C’est en arborant un large sourire et une tuque rouge flamboyante que les étudiants bénévoles de l’association étudiante catholique de l’Université Laval ont récolté des fonds, afin de venir en aide étudiants en situation de précarité financière. Ces étudiants engagés témoignent de l’impact de cette guignolée annuelle du 25 novembre 2015.

Selon Mounia Kassou, étudiante à l’Université Laval et bénévole, «la présente guignolée permettra d’acheter des denrées pour aider, sur une base quotidienne, près de 300 étudiants». Pour cette jeune femme qui a elle même eu recours à cette banque alimentaire, «il est naturel de faire sa part afin de redonner aux autres».

Madame Kassou précise que les étudiants étrangers sont généralement très nombreux à utiliser ce service de dépannage puisqu’ils se retrouvent, plus souvent qu’autrement, «éloignés de tous les membres de leur famille et de leurs réseaux d’intégration sociale traditionnels».

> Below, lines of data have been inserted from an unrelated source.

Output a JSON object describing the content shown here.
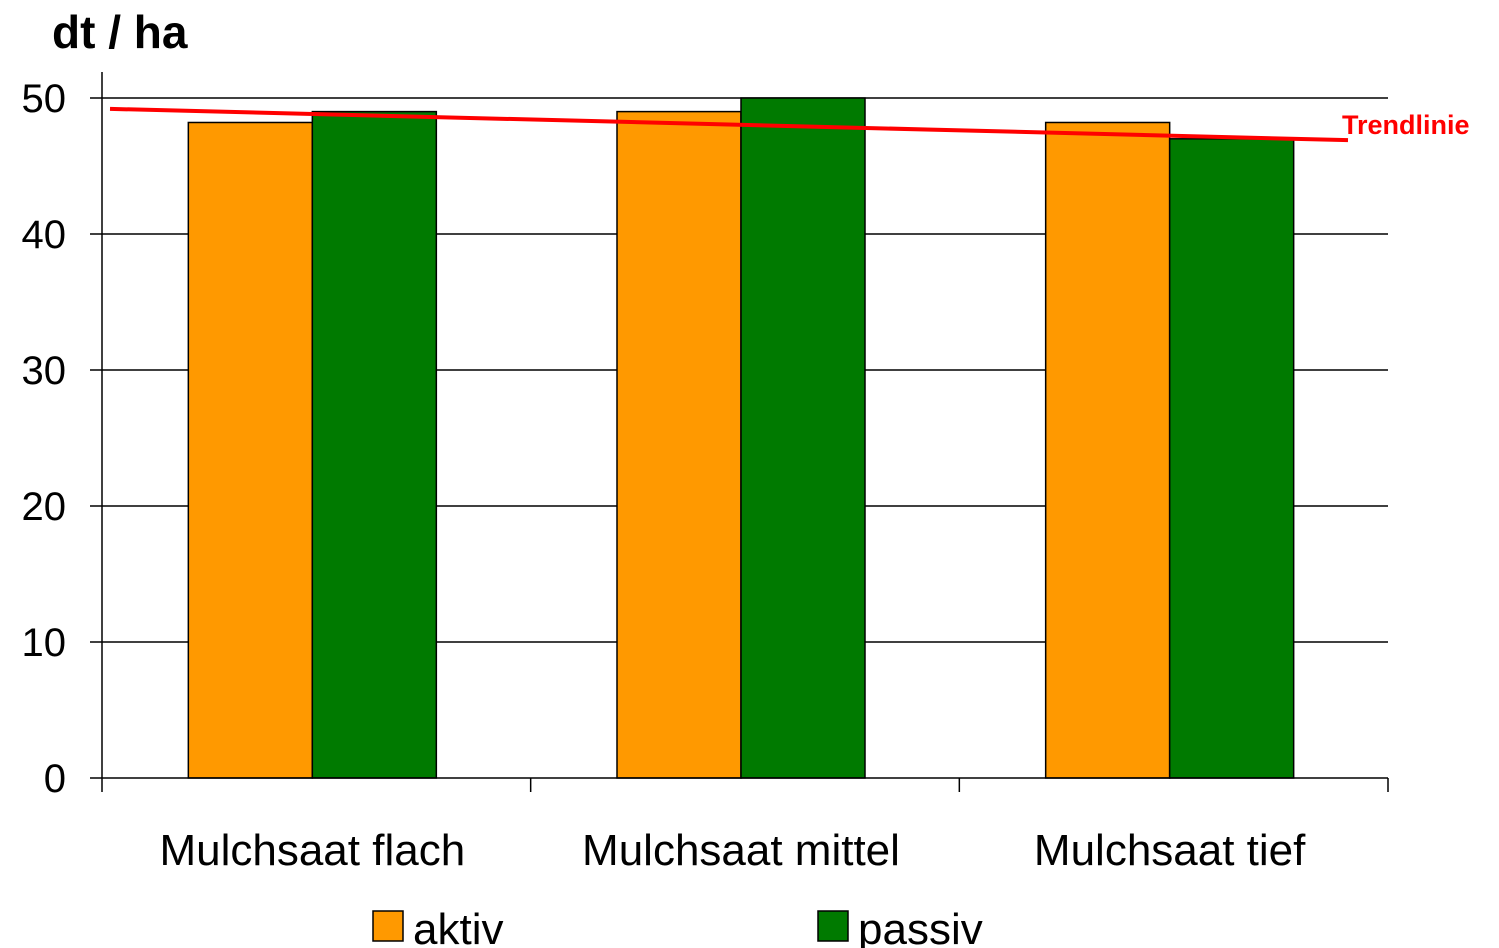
{
  "chart_data": {
    "type": "bar",
    "ylabel": "dt / ha",
    "categories": [
      "Mulchsaat flach",
      "Mulchsaat mittel",
      "Mulchsaat tief"
    ],
    "series": [
      {
        "name": "aktiv",
        "values": [
          48.2,
          49.0,
          48.2
        ],
        "color": "#FF9900"
      },
      {
        "name": "passiv",
        "values": [
          49.0,
          50.0,
          47.0
        ],
        "color": "#007A00"
      }
    ],
    "ylim": [
      0,
      50
    ],
    "yticks": [
      "0",
      "10",
      "20",
      "30",
      "40",
      "50"
    ],
    "grid": true,
    "legend": "bottom",
    "trendline": {
      "label": "Trendlinie",
      "start": 49.2,
      "end": 46.9,
      "color": "#FF0000"
    }
  }
}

De plus, l’étudiante en géographie spécifie qu’un délai considérable peut parfois s’écouler entre la demande de prêts et bourses d’un étudiant et le moment où celui-ci recevra les sommes nécessaires à sa subsistance.

Les bénévoles travaillant lors de cette guignolée avaient un objectif en tête : s’assurer que leurs camarades de classe les moins bien nantis n’aient pas à se rendre à leurs cours avec l’estomac dans les talons.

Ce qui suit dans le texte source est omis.